This blog has looked at giving kindness in many different ways, but we’ve not really talked about receiving kindness.
It is as much a choice to receive kindness as it is to give it. I know from experience that it can be so hard to admit that you need help. Pride, embarrassment and guilt can all make us feel that we don’t deserve help and that we certainly shouldn’t ask for it. This can isolate us and we can withdraw from relationships at times when we really need it. Why do we shut people out at times when we need them most?

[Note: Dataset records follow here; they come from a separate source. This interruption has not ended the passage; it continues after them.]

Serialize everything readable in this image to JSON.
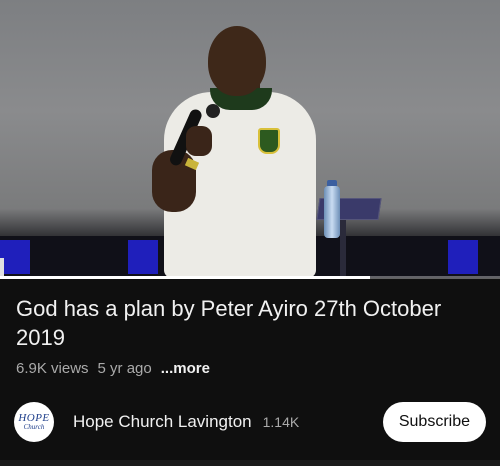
{
  "video": {
    "progress_fraction": 0.74
  },
  "title": "God has a plan by Peter Ayiro 27th October 2019",
  "meta": {
    "views": "6.9K views",
    "age": "5 yr ago",
    "more_label": "...more"
  },
  "channel": {
    "avatar_text_line1": "HOPE",
    "avatar_text_line2": "Church",
    "name": "Hope Church Lavington",
    "subscribers": "1.14K",
    "subscribe_label": "Subscribe"
  },
  "colors": {
    "background": "#0f0f0f",
    "text_primary": "#f1f1f1",
    "text_secondary": "#aaaaaa",
    "subscribe_bg": "#ffffff"
  }
}
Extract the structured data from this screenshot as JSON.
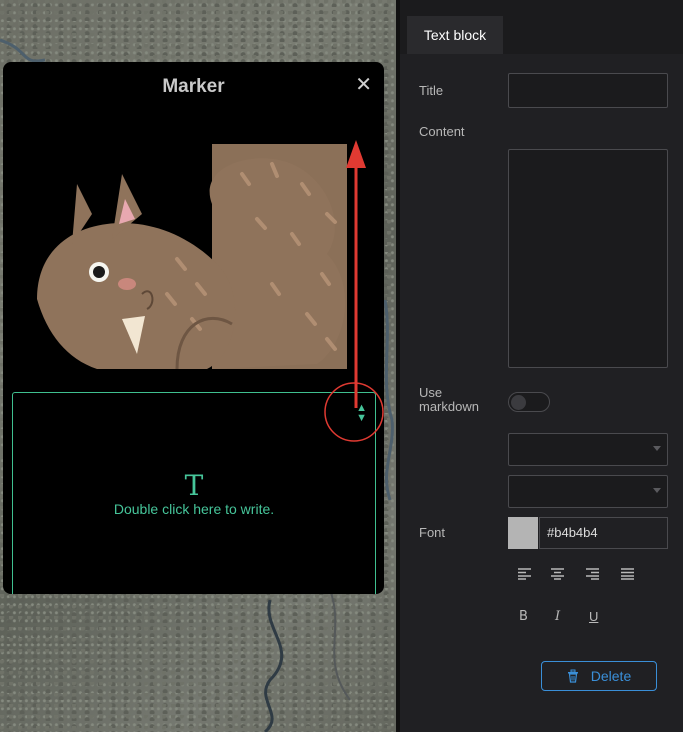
{
  "popup": {
    "title": "Marker",
    "close_icon": "close-icon"
  },
  "text_block": {
    "icon_glyph": "T",
    "hint": "Double click here to write."
  },
  "panel": {
    "tab_label": "Text block",
    "title_label": "Title",
    "title_value": "",
    "content_label": "Content",
    "content_value": "",
    "markdown_label_line1": "Use",
    "markdown_label_line2": "markdown",
    "markdown_enabled": false,
    "font_label": "Font",
    "font_color": "#b4b4b4",
    "delete_label": "Delete"
  },
  "colors": {
    "accent_green": "#46c59a",
    "annotation_red": "#e03a32",
    "delete_blue": "#3a8fd8"
  }
}
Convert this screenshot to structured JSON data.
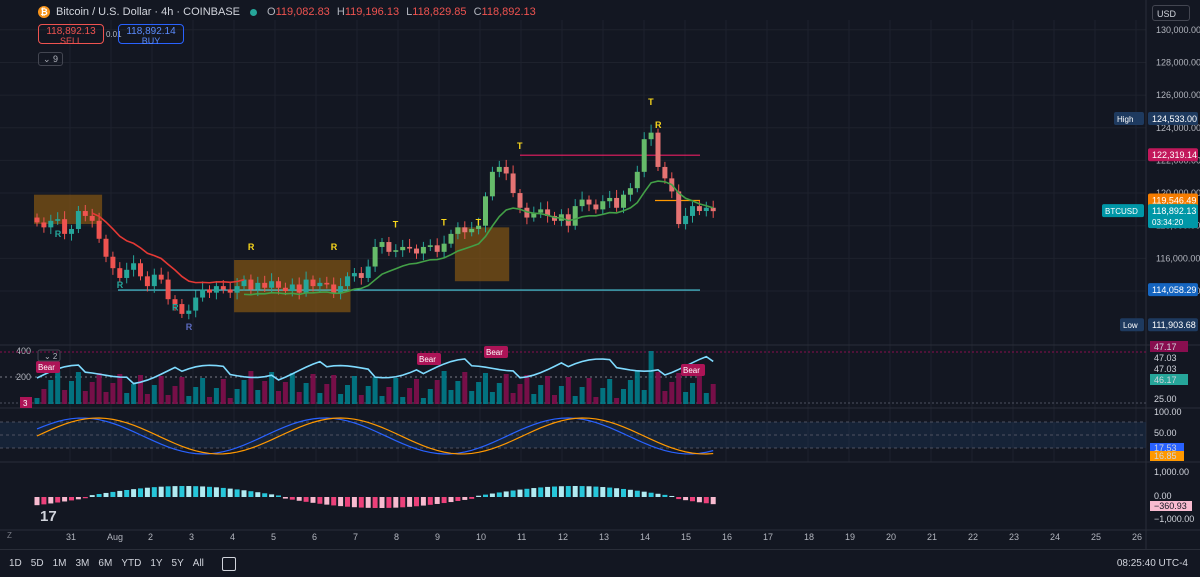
{
  "header": {
    "symbol": "Bitcoin / U.S. Dollar · 4h · COINBASE",
    "o_label": "O",
    "o_value": "119,082.83",
    "h_label": "H",
    "h_value": "119,196.13",
    "l_label": "L",
    "l_value": "118,829.85",
    "c_label": "C",
    "c_value": "118,892.13"
  },
  "trade": {
    "sell_price": "118,892.13",
    "sell_label": "SELL",
    "buy_price": "118,892.14",
    "buy_label": "BUY",
    "qty": "0.01"
  },
  "indicator_count": "9",
  "currency": "USD",
  "chart_data": {
    "type": "candlestick",
    "price_axis": {
      "ylim": [
        111000,
        130600
      ],
      "ticks": [
        "130,000.00",
        "128,000.00",
        "126,000.00",
        "124,000.00",
        "122,000.00",
        "120,000.00",
        "118,000.00",
        "116,000.00",
        "114,000.00"
      ]
    },
    "price_labels": [
      {
        "label": "High",
        "value": "124,533.00",
        "price": 124533
      },
      {
        "label": "",
        "value": "122,319.14",
        "price": 122319
      },
      {
        "label": "",
        "value": "119,546.49",
        "price": 119546
      },
      {
        "label": "BTCUSD",
        "value": "118,892.13",
        "price": 118892,
        "sub": "03:34:20"
      },
      {
        "label": "",
        "value": "114,058.29",
        "price": 114058
      },
      {
        "label": "Low",
        "value": "111,903.68",
        "price": 111904
      }
    ],
    "x_ticks": [
      "31",
      "Aug",
      "2",
      "3",
      "4",
      "5",
      "6",
      "7",
      "8",
      "9",
      "10",
      "11",
      "12",
      "13",
      "14",
      "15",
      "16",
      "17",
      "18",
      "19",
      "20",
      "21",
      "22",
      "23",
      "24",
      "25",
      "26"
    ],
    "close": [
      118200,
      117900,
      118300,
      118400,
      117500,
      117800,
      118900,
      118600,
      118300,
      117200,
      116100,
      115400,
      114800,
      115300,
      115700,
      114900,
      114300,
      115000,
      114700,
      113500,
      113200,
      112600,
      112800,
      113600,
      114100,
      113900,
      114300,
      114100,
      113900,
      114300,
      114700,
      114100,
      114500,
      114200,
      114600,
      114200,
      114000,
      114400,
      113900,
      114700,
      114300,
      114500,
      114400,
      113900,
      114300,
      114900,
      115100,
      114800,
      115500,
      116700,
      117000,
      116400,
      116500,
      116700,
      116600,
      116300,
      116700,
      116800,
      116400,
      116900,
      117500,
      117900,
      117600,
      117800,
      118000,
      119800,
      121300,
      121600,
      121200,
      120000,
      119100,
      118500,
      118800,
      119000,
      118600,
      118300,
      118700,
      118000,
      119200,
      119600,
      119300,
      119000,
      119500,
      119700,
      119100,
      119900,
      120300,
      121300,
      123300,
      123700,
      121600,
      120900,
      120100,
      118100,
      118600,
      119200,
      118900,
      119100,
      118892
    ],
    "levels": [
      {
        "price": 114058,
        "color": "#4dd0e1"
      },
      {
        "price": 122319,
        "color": "#e91e63"
      },
      {
        "price": 119546,
        "color": "#ff9800"
      }
    ],
    "signals": [
      "R",
      "R",
      "R",
      "R",
      "R",
      "R",
      "T",
      "T",
      "T",
      "T",
      "T",
      "R"
    ],
    "volume_panel": {
      "pane_label": "2",
      "axis_left": [
        "400",
        "200"
      ],
      "axis_right": [
        "47.17",
        "47.03",
        "47.03",
        "46.17",
        "25.00"
      ],
      "tags": [
        "Bear",
        "Bear",
        "Bear",
        "Bear"
      ],
      "pane_number": "3"
    },
    "stoch_panel": {
      "axis_right": [
        "100.00",
        "50.00",
        "17.53",
        "16.85"
      ]
    },
    "macd_panel": {
      "axis_right": [
        "1,000.00",
        "0.00",
        "−360.93",
        "−1,000.00"
      ]
    }
  },
  "bottom_bar": {
    "ranges": [
      "1D",
      "5D",
      "1M",
      "3M",
      "6M",
      "YTD",
      "1Y",
      "5Y",
      "All"
    ],
    "clock": "08:25:40 UTC-4",
    "logo": "17",
    "z": "Z"
  }
}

Jaime Thurston says, “Accepting help might seem weak, but there is so much strength in vulnerability.” Kindness: the little thing that matters most
Often the person we find it hardest to be kind to is ourselves. Some of us love the opportunity to help and bless others, but struggle to be on the receiving end. Receiving kindness with grace gives us the opportunity for deeper connection with people. In a way, allowing ourselves to receive kindness demonstrates care towards the person wanting to help us. It shows the person helping us that we trust and value them, that they are important to us and that we want a deeper connection with them.
Don’t wait until times of crisis to receive help; there are so many everyday opportunities to practice. What does it communicate to my children when I let them help me in the kitchen? It may be quicker, less messy and simpler to do all the work myself, but as I allow them to help they feel valued and appreciated. It is an opportunity to teach them about giving and receiving kindness. It also allows me to practice receiving help for times when I might need it more.
Whether you are in a time of crisis or a time when you don’t really need help, open up and let kindness in. Be willing to accept help and see how it benefits both the receiver and the giver.